Cartwright M M, Smith S M
Department of Nutritional Sciences, University of Wisconsin-Madison 53706, USA.
Alcohol Clin Exp Res. 1995 Apr;19(2):378-86. doi: 10.1111/j.1530-0277.1995.tb01519.x.
Fetal alcohol syndrome (FAS) is characterized by growth retardation, craniofacial malformations, and heart and neural defects; the cellular and molecular mechanism(s) responsible for ethanol's teratogenicity remains unknown. Although the phenotype suggests that prenatal ethanol exposure perturbs neural crest cell development, direct proof that these cells are an in utero target is still lacking. Previous research suggested that cranial neural crest cells are eliminated by ethanol-induced apoptosis. We tested this hypothesis using a chick embryo model of FAS. A single dose of ethanol, chosen to achieve a concentration of 35-42 mg/dl, was injected in ovo at gastrulation and resulted in growth retardation, craniofacial foreshortening, and disrupted hindbrain segmentation. Ethanol exposure enhanced cell death within areas populated by cranial neural crest cells, particularly in the hindbrain and craniofacial mesenchyme. In contrast, control embryos had limited cell death within these regions. Subsequent immunolabeling with neural crest cell-specific antibody revealed that ethanol treatment resulted in fewer neural crest cell numbers, whereas neural crest migration patterns were unaffected by ethanol. These results suggest that prenatal ethanol exposure leads to loss of cranial neural crest cells. Such a loss could result, in part, in the phenotype characteristic of FAS.

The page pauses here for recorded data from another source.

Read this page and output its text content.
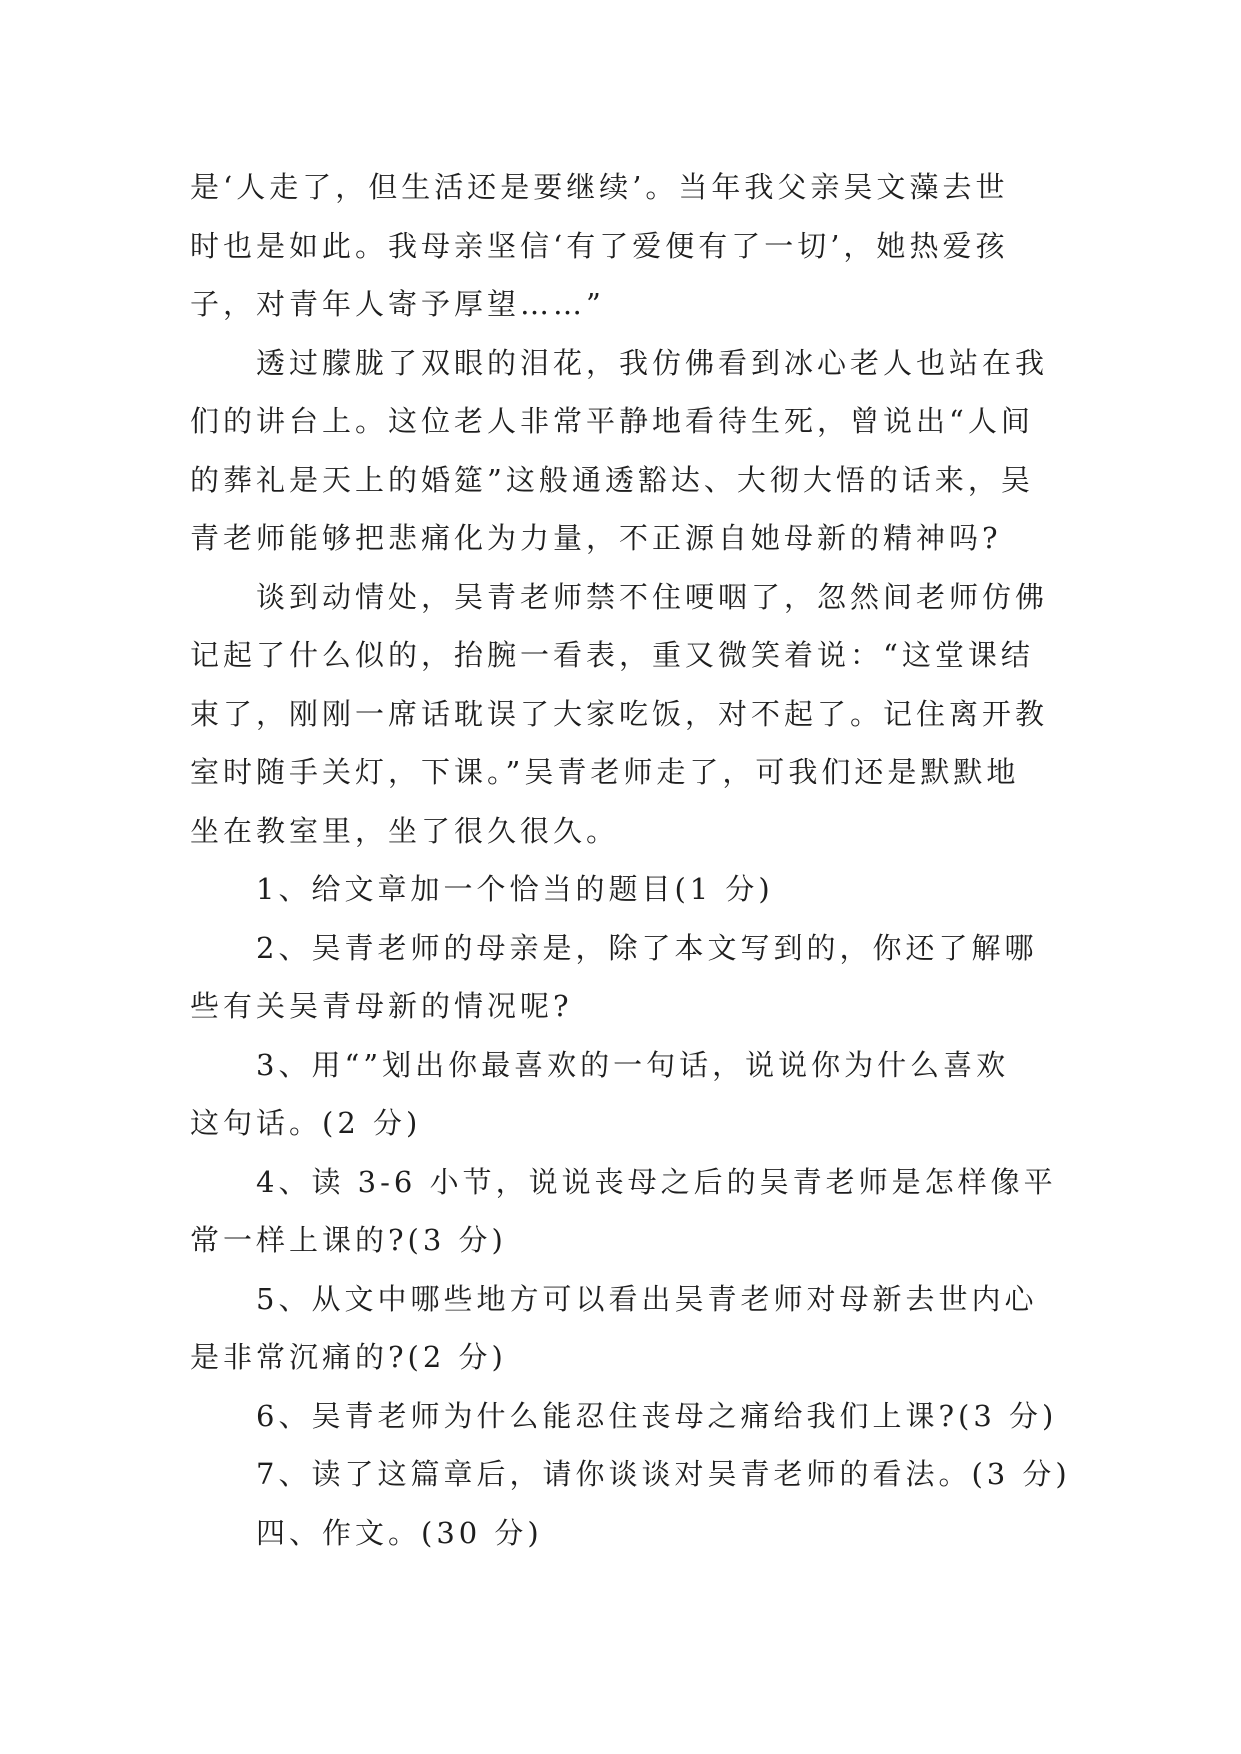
是‘人走了，但生活还是要继续’。当年我父亲吴文藻去世
时也是如此。我母亲坚信‘有了爱便有了一切’，她热爱孩
子，对青年人寄予厚望……”

透过朦胧了双眼的泪花，我仿佛看到冰心老人也站在我
们的讲台上。这位老人非常平静地看待生死，曾说出“人间
的葬礼是天上的婚筵”这般通透豁达、大彻大悟的话来，吴
青老师能够把悲痛化为力量，不正源自她母新的精神吗?

谈到动情处，吴青老师禁不住哽咽了，忽然间老师仿佛
记起了什么似的，抬腕一看表，重又微笑着说：“这堂课结
束了，刚刚一席话耽误了大家吃饭，对不起了。记住离开教
室时随手关灯，下课。”吴青老师走了，可我们还是默默地
坐在教室里，坐了很久很久。

1、给文章加一个恰当的题目(1 分)

2、吴青老师的母亲是，除了本文写到的，你还了解哪
些有关吴青母新的情况呢?

3、用“”划出你最喜欢的一句话，说说你为什么喜欢
这句话。(2 分)

4、读 3-6 小节，说说丧母之后的吴青老师是怎样像平
常一样上课的?(3 分)

5、从文中哪些地方可以看出吴青老师对母新去世内心
是非常沉痛的?(2 分)

6、吴青老师为什么能忍住丧母之痛给我们上课?(3 分)

7、读了这篇章后，请你谈谈对吴青老师的看法。(3 分)

四、作文。(30 分)
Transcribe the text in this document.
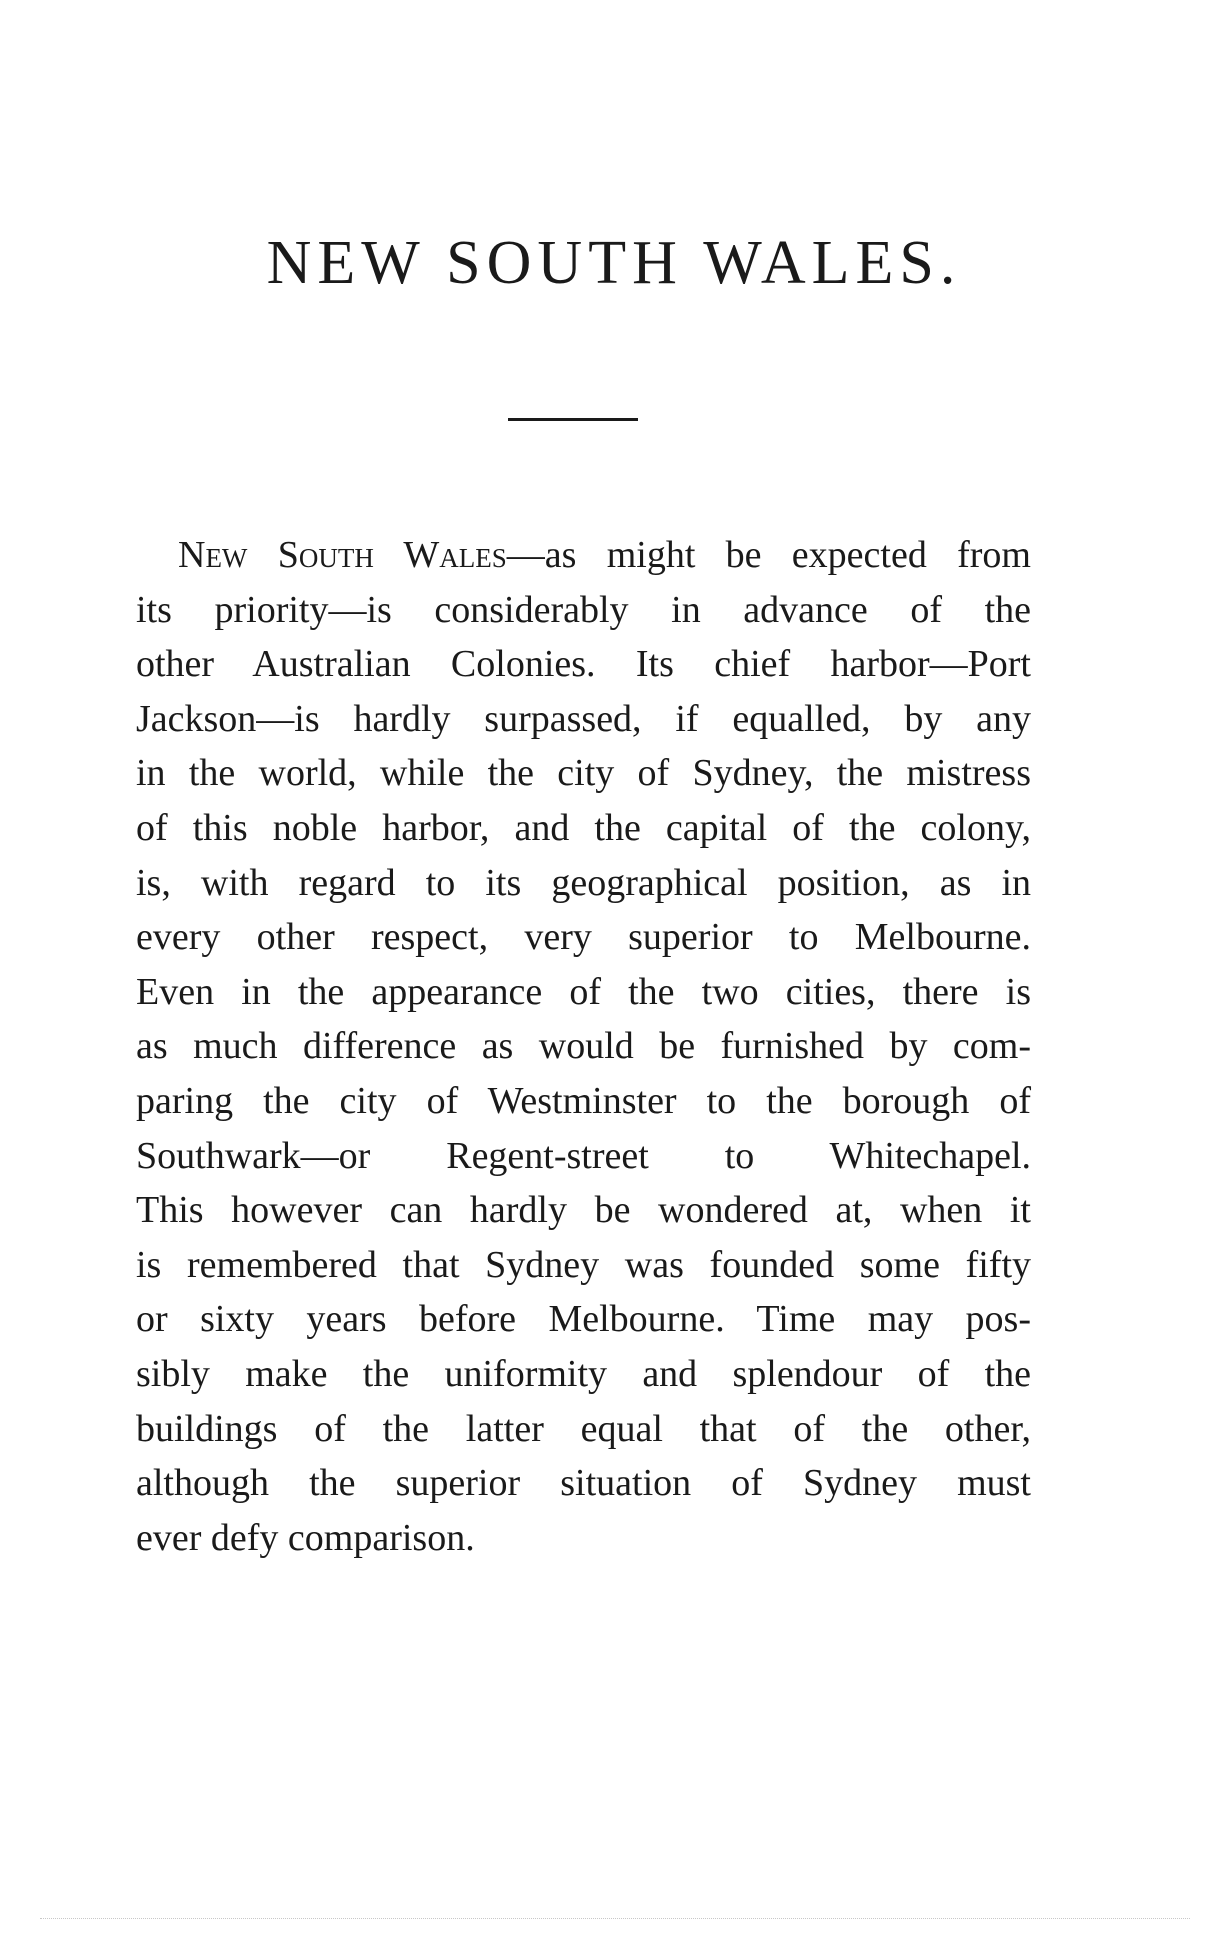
NEW SOUTH WALES.
New South Wales—as might be expected from
its priority—is considerably in advance of the
other Australian Colonies. Its chief harbor—Port
Jackson—is hardly surpassed, if equalled, by any
in the world, while the city of Sydney, the mistress
of this noble harbor, and the capital of the colony,
is, with regard to its geographical position, as in
every other respect, very superior to Melbourne.
Even in the appearance of the two cities, there is
as much difference as would be furnished by com-
paring the city of Westminster to the borough of
Southwark—or Regent-street to Whitechapel.
This however can hardly be wondered at, when it
is remembered that Sydney was founded some fifty
or sixty years before Melbourne. Time may pos-
sibly make the uniformity and splendour of the
buildings of the latter equal that of the other,
although the superior situation of Sydney must
ever defy comparison.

胎儿酒精综合征(FAS)的特征为生长发育迟缓、颅面部畸形以及心脏和神经缺陷;乙醇致畸性的细胞和分子机制仍不明晰。尽管该综合征的表型提示产前乙醇暴露会干扰神经嵴细胞发育,但仍缺乏这些细胞是子宫内靶点的直接证据。先前的研究表明,颅神经嵴细胞会因乙醇诱导的凋亡而被清除。我们使用FAS的鸡胚模型对这一假说进行了验证。在原肠胚形成期向鸡胚卵内注射单剂量乙醇,使其浓度达到35 - 42毫克/分升,结果导致生长发育迟缓、颅面部缩短以及后脑节段化紊乱。乙醇暴露增强了颅神经嵴细胞所在区域的细胞死亡,尤其是在后脑和颅面部间充质中。相比之下,对照胚胎在这些区域的细胞死亡有限。随后用神经嵴细胞特异性抗体进行免疫标记显示,乙醇处理导致神经嵴细胞数量减少,而神经嵴迁移模式不受乙醇影响。这些结果表明产前乙醇暴露会导致颅神经嵴细胞丢失。这种丢失可能部分导致了FAS的特征性表型。